Managed Care in Nevada

The Department of Health and Human Services is evaluating alternative service delivery models aimed at achieving better care for patients, better health for our communities and lower costs through improved health outcomes. The Division of Health Care Financing and Policy (Nevada Medicaid) currently provides services under two different delivery models, Fee-For-Service and Managed Care. A Managed Care Organization arranges for a medical service provider to provide health care services to individuals enrolled in their organization. Nevada Medicaid currently contracts with two Managed Care Organizations (MCO’s): Health Plan of Nevada and Amerigroup. If you are on Medicaid and you live in urban Washoe County (Reno) or Clark County (Las Vegas), managed care enrollment is mandatory unless you are under the special Medicaid category of aged, blind or having a disability, determined by the Division of Welfare and Supportive Services (DWSS) as part of your Medicaid application process.

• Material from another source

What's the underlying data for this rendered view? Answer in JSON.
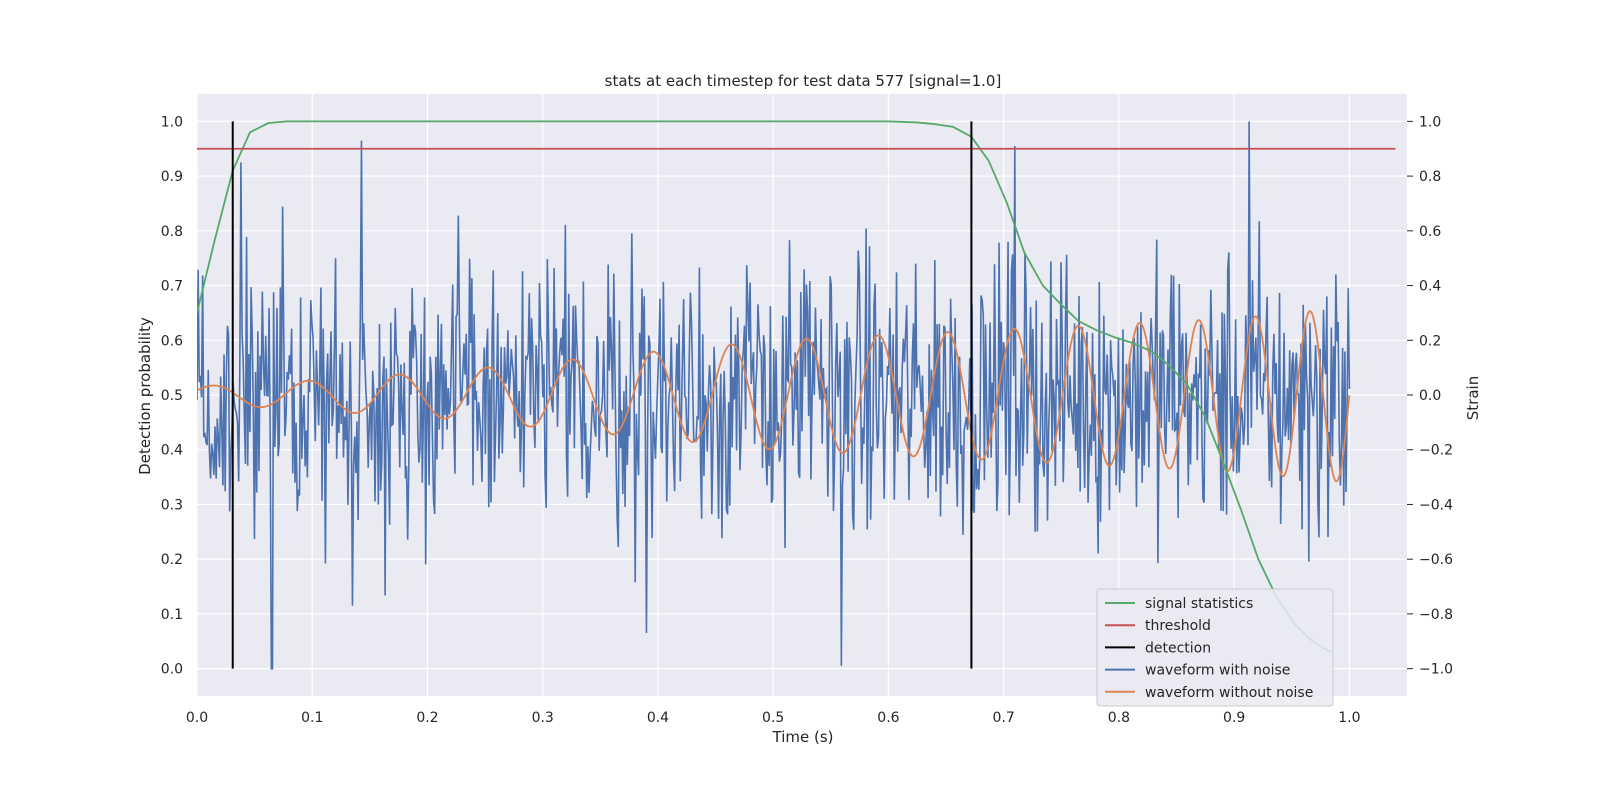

Your MCO contracts with some doctors but not all doctors, and you must use a doctor that is in your MCO’s network. Managed Care covers most of the services that are in the Medicaid-approved State Plan and have the flexibility to offer additional services based on need and the plan selected. Services not currently covered by Managed Care include Hospice, Adult Day Health Care, Non-Emergency Transportation, Targeted Case Management, Home and Community-Based Waiver Services, Intermediate Care Facilities for Individuals with Intellectual Disabilities, Nursing Facility Stays more than 45 days, Orthodontia and Residential Treatment Center stays more than 30 days. Options the State may consider for the future are expanding Managed Care statewide, including additional services that are not currently covered by managed care, expanding the population served by managed care to include aged, blind, or individuals with disabilities and/or increasing the number of Managed Care Plans to offer greater choice and flexibility of services.

The Division of Healthcare Financing and Policy (Nevada Medicaid) will be hosting a series of town hall meetings/listening sessions across the state in the coming months to gather feedback on the options up for consideration. After hearing public comments, final recommendations will go to the Legislature and the Governor in late 2016.